Retour au bercail dans les Highlands
Vidéo par : Traxx Media
De coach de l’équipe CFR aux pistes locales. Un retour aux sources.
Kenta Gallagher évolue entre deux univers du cyclisme. L’un est axé sur les résultats. L’autre nourrit l’âme.
L’un est constitué de parcours balisés de rubans, avec des conditions exigeantes, au service de la performance. L’autre se situe chez lui, à Inverness, où le vélo se résume à l’essentiel : le mouvement, le rire et la boue sous les pneus. Les cinq minutes du film « Normality » se déroulent dans ce deuxième univers.

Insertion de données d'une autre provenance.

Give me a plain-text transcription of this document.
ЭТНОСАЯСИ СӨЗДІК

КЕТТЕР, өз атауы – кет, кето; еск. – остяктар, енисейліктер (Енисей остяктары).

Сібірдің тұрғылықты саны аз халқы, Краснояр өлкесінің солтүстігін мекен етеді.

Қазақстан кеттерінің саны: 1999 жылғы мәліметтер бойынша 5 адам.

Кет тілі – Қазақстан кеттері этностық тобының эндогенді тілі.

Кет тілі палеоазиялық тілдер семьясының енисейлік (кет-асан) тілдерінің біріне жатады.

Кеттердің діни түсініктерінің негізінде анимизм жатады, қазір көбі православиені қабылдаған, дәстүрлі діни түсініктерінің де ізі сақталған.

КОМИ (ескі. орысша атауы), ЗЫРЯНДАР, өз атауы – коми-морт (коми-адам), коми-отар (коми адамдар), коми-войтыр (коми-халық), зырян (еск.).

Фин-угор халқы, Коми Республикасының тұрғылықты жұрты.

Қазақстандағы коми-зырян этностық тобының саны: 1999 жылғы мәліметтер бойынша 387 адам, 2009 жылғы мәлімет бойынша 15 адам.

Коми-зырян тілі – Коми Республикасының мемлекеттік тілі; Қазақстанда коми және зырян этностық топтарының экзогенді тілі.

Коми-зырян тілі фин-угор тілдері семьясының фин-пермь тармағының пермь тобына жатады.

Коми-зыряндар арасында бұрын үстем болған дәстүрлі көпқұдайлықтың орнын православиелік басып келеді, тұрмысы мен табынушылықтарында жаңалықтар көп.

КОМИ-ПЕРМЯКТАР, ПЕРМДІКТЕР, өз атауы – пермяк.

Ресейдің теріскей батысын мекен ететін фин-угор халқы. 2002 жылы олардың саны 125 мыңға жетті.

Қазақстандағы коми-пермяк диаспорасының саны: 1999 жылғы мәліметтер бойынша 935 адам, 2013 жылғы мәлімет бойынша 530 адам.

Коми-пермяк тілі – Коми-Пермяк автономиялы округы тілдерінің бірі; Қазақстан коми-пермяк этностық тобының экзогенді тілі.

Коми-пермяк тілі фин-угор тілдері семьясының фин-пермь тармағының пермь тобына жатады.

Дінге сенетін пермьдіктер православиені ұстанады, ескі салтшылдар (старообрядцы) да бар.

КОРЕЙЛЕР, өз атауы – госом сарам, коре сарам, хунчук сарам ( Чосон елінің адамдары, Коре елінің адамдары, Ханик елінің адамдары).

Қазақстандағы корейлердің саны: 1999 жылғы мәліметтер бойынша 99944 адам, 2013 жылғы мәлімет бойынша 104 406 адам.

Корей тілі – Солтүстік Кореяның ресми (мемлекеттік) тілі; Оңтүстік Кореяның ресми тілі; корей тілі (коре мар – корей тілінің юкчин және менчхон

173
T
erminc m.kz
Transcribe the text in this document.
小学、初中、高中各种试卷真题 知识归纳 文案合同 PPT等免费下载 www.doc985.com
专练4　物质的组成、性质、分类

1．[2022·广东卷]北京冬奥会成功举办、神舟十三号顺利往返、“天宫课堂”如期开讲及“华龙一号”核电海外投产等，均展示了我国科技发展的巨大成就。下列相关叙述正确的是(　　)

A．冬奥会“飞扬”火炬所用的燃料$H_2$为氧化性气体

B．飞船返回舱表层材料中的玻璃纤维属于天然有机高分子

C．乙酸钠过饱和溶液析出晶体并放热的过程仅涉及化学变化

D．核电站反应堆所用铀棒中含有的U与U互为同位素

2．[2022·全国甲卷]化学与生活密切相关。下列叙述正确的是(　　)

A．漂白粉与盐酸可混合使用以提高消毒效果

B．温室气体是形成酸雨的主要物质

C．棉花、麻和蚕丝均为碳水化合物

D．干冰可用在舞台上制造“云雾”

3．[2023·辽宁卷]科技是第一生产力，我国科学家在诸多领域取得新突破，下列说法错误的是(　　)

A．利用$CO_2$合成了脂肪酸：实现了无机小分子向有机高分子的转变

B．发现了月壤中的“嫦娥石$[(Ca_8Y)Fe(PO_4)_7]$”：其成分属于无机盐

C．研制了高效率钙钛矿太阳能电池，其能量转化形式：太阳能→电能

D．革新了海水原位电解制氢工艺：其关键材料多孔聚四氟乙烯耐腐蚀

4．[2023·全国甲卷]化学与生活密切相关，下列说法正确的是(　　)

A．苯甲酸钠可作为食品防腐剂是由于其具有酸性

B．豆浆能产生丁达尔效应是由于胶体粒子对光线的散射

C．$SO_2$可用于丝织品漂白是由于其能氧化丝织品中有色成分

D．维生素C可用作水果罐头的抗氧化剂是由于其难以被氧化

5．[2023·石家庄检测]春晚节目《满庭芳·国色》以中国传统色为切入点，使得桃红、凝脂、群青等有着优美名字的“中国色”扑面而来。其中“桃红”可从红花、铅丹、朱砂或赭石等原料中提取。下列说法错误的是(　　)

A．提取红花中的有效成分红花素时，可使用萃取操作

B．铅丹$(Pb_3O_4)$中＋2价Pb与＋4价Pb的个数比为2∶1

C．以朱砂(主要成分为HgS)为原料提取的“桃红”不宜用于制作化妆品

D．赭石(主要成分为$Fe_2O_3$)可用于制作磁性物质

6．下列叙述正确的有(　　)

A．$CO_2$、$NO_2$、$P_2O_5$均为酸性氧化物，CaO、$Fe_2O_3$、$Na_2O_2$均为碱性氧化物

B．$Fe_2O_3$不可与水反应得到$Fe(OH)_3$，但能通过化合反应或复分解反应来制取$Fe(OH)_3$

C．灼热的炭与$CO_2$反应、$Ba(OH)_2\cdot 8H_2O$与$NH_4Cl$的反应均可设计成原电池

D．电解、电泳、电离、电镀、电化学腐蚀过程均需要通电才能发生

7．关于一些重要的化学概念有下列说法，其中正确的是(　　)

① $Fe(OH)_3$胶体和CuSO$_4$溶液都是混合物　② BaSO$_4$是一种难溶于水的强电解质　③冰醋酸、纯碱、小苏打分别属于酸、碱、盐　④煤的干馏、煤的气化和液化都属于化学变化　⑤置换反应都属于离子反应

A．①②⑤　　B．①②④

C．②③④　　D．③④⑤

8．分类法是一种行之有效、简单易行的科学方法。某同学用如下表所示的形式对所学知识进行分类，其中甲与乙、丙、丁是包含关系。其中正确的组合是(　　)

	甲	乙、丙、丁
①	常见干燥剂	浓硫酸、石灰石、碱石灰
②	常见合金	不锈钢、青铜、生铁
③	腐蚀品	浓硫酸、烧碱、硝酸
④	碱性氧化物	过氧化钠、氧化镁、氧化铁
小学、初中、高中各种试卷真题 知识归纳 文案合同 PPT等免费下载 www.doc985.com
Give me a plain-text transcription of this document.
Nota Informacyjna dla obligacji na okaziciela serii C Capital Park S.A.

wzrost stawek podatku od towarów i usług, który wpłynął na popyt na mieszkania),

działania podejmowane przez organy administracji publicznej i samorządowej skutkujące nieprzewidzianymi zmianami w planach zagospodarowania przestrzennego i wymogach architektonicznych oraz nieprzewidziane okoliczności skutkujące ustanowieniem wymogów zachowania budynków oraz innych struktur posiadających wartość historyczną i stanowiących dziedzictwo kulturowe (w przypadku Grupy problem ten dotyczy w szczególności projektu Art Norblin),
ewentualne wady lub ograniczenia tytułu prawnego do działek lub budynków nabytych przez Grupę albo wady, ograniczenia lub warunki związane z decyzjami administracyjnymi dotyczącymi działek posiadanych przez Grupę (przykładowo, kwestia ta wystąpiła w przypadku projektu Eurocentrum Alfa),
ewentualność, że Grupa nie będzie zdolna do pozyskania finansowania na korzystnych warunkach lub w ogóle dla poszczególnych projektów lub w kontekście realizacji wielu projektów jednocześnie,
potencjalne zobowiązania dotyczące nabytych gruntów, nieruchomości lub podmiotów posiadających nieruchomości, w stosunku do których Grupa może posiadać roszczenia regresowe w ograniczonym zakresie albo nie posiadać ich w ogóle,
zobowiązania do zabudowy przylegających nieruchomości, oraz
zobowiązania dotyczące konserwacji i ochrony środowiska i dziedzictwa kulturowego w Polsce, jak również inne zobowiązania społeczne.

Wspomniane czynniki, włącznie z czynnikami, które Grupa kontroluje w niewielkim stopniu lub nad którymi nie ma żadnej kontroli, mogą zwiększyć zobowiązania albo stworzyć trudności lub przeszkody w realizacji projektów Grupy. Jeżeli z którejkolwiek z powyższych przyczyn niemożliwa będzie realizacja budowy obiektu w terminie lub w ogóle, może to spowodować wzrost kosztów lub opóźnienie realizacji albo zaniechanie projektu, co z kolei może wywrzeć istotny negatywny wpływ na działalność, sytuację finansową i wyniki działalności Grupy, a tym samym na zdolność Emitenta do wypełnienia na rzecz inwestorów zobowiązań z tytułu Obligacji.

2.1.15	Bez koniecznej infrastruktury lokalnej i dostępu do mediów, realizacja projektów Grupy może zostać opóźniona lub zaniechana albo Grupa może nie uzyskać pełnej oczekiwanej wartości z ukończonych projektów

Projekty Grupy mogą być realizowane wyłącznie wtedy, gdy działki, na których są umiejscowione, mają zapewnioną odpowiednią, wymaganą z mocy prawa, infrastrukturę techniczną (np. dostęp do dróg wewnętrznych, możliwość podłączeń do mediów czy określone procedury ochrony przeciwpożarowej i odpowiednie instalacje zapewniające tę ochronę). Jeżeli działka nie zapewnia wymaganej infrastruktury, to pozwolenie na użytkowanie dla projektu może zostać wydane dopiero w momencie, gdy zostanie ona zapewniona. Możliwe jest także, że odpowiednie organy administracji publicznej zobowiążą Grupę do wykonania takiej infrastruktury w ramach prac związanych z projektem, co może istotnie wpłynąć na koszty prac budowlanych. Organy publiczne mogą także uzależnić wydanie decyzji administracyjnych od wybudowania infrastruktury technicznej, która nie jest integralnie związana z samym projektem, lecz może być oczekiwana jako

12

Kenta est de retour depuis une semaine. Le changement est immédiat.
« Quand je suis ailleurs, je fais du vélo... mais je roule pour d’autres personnes », dit-il. « Quand je rentre à la maison... je fais littéralement ce que je veux. Sauter. Déraper. Toutes les considérations techniques disparaissent. Je passe du bon temps, tout simplement ».
Tout a commencé à Inverness. Logements sociaux. Ruelles étroites. Longs après-midi rythmés par le mouvement. « Les seules échappatoires à la maison étaient le vélo ou le football », se souvient-il. Les bosses de dirt jumping marquent encore le paysage de ses jeunes années. Les parcours ont pu changer avec le temps, mais le sentiment reste le même.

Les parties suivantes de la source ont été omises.